ウイルスを固着して不活化する制御技術は,ウイルスが拡散して感染症が拡大するリスク低減を目的に,一価銅化合物のナノ粒子と疎水性モノマーで修飾した無機ナノ粒子を複合化することで開発され,防護服やマスクなどに展開された。この技術を応用した防護服やマスクはウイルスを短時間で固着し,エンベロープの有無に関わらず,感染価が106以上のインフルエンザウイルスやネコカリシウイルスを60分間で検出限界以下まで減少させ,細菌に対しても高い不活化効果を示した。また,ウイルスや細菌の不活化メカニズムはヒドロキシラジカルが関与することが明らかになった。さらに,一価銅化合物のナノ粒子は塗料やアルコール製剤に応用された。これら開発品は付着したウイルスを3分以内に99.99%不活化した。

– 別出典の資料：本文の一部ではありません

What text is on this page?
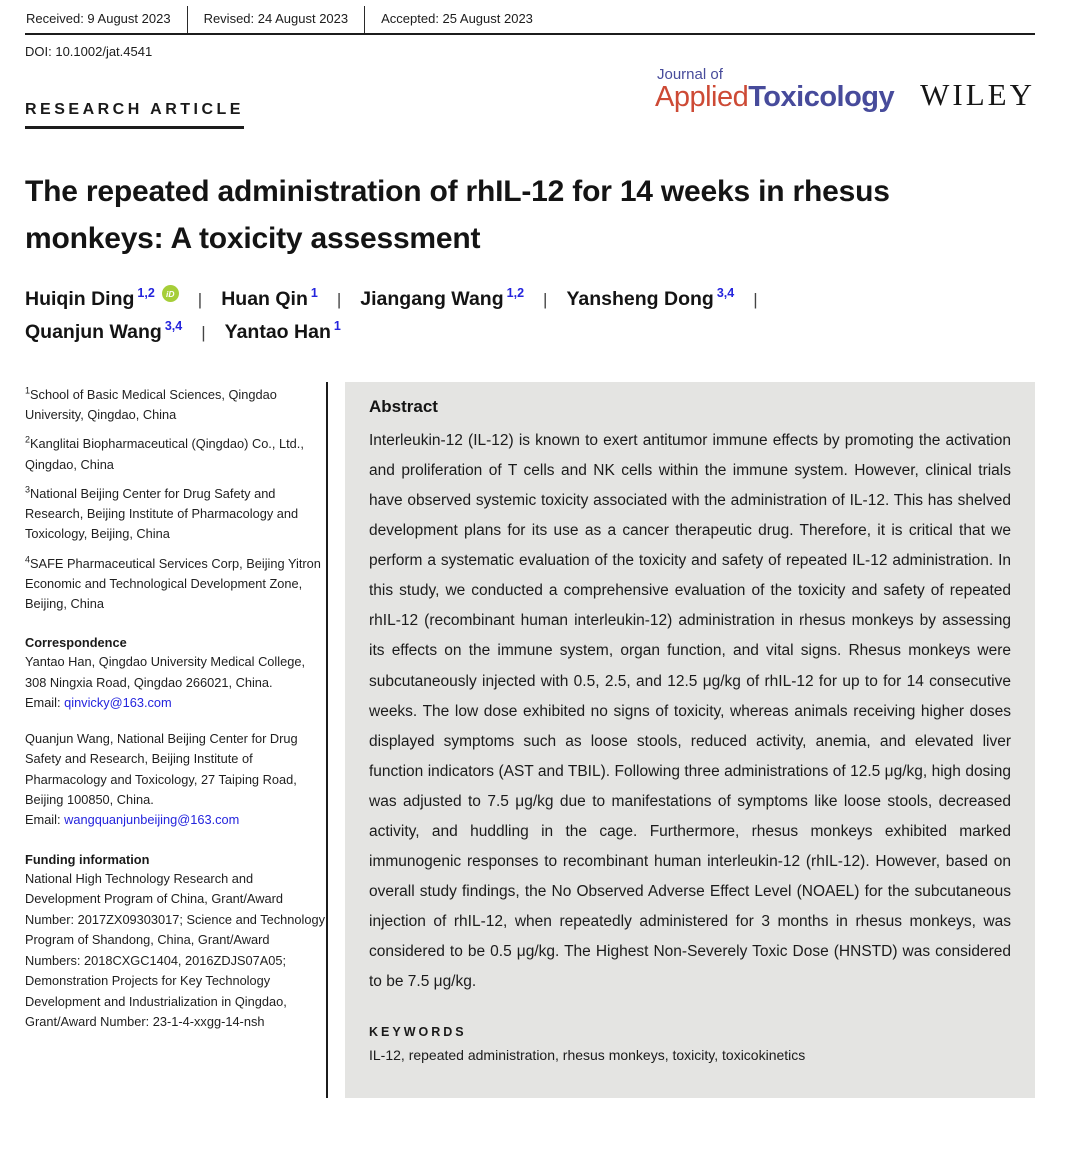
Received: 9 August 2023	Revised: 24 August 2023	Accepted: 25 August 2023
DOI: 10.1002/jat.4541
RESEARCH ARTICLE
Journal of
AppliedToxicology WILEY
The repeated administration of rhIL-12 for 14 weeks in rhesus monkeys: A toxicity assessment
Huiqin Ding 1,2	iD | Huan Qin 1 | Jiangang Wang 1,2 | Yansheng Dong 3,4 |
Quanjun Wang 3,4 | Yantao Han 1

$^1$School of Basic Medical Sciences, Qingdao University, Qingdao, China

$^2$Kanglitai Biopharmaceutical (Qingdao) Co., Ltd., Qingdao, China

$^3$National Beijing Center for Drug Safety and Research, Beijing Institute of Pharmacology and Toxicology, Beijing, China

$^4$SAFE Pharmaceutical Services Corp, Beijing Yitron Economic and Technological Development Zone, Beijing, China

Correspondence

Yantao Han, Qingdao University Medical College, 308 Ningxia Road, Qingdao 266021, China.
Email: qinvicky@163.com

Quanjun Wang, National Beijing Center for Drug Safety and Research, Beijing Institute of Pharmacology and Toxicology, 27 Taiping Road, Beijing 100850, China.
Email: wangquanjunbeijing@163.com

Funding information

National High Technology Research and Development Program of China, Grant/Award Number: 2017ZX09303017; Science and Technology Program of Shandong, China, Grant/Award Numbers: 2018CXGC1404, 2016ZDJS07A05; Demonstration Projects for Key Technology Development and Industrialization in Qingdao, Grant/Award Number: 23-1-4-xxgg-14-nsh

Abstract

Interleukin-12 (IL-12) is known to exert antitumor immune effects by promoting the activation and proliferation of T cells and NK cells within the immune system. However, clinical trials have observed systemic toxicity associated with the administration of IL-12. This has shelved development plans for its use as a cancer therapeutic drug. Therefore, it is critical that we perform a systematic evaluation of the toxicity and safety of repeated IL-12 administration. In this study, we conducted a comprehensive evaluation of the toxicity and safety of repeated rhIL-12 (recombinant human interleukin-12) administration in rhesus monkeys by assessing its effects on the immune system, organ function, and vital signs. Rhesus monkeys were subcutaneously injected with 0.5, 2.5, and 12.5 μg/kg of rhIL-12 for up to for 14 consecutive weeks. The low dose exhibited no signs of toxicity, whereas animals receiving higher doses displayed symptoms such as loose stools, reduced activity, anemia, and elevated liver function indicators (AST and TBIL). Following three administrations of 12.5 μg/kg, high dosing was adjusted to 7.5 μg/kg due to manifestations of symptoms like loose stools, decreased activity, and huddling in the cage. Furthermore, rhesus monkeys exhibited marked immunogenic responses to recombinant human interleukin-12 (rhIL-12). However, based on overall study findings, the No Observed Adverse Effect Level (NOAEL) for the subcutaneous injection of rhIL-12, when repeatedly administered for 3 months in rhesus monkeys, was considered to be 0.5 μg/kg. The Highest Non-Severely Toxic Dose (HNSTD) was considered to be 7.5 μg/kg.

KEYWORDS
IL-12, repeated administration, rhesus monkeys, toxicity, toxicokinetics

また,一価銅化合物ナノ粒子を含む塗膜を被覆したPE製不織布は人工唾液や血液汚れが存在しても抗ウイルス・抗菌性などの消毒効果が維持されることが確認された。

Key words:
Virus pollution(ウイルス汚染)/Control(制御)/Fixation(固着)/Inactivation(不活化)/Monovalent copper compound(一価銅化合物)/Hydroxyl radical(ヒドロキシラジカル).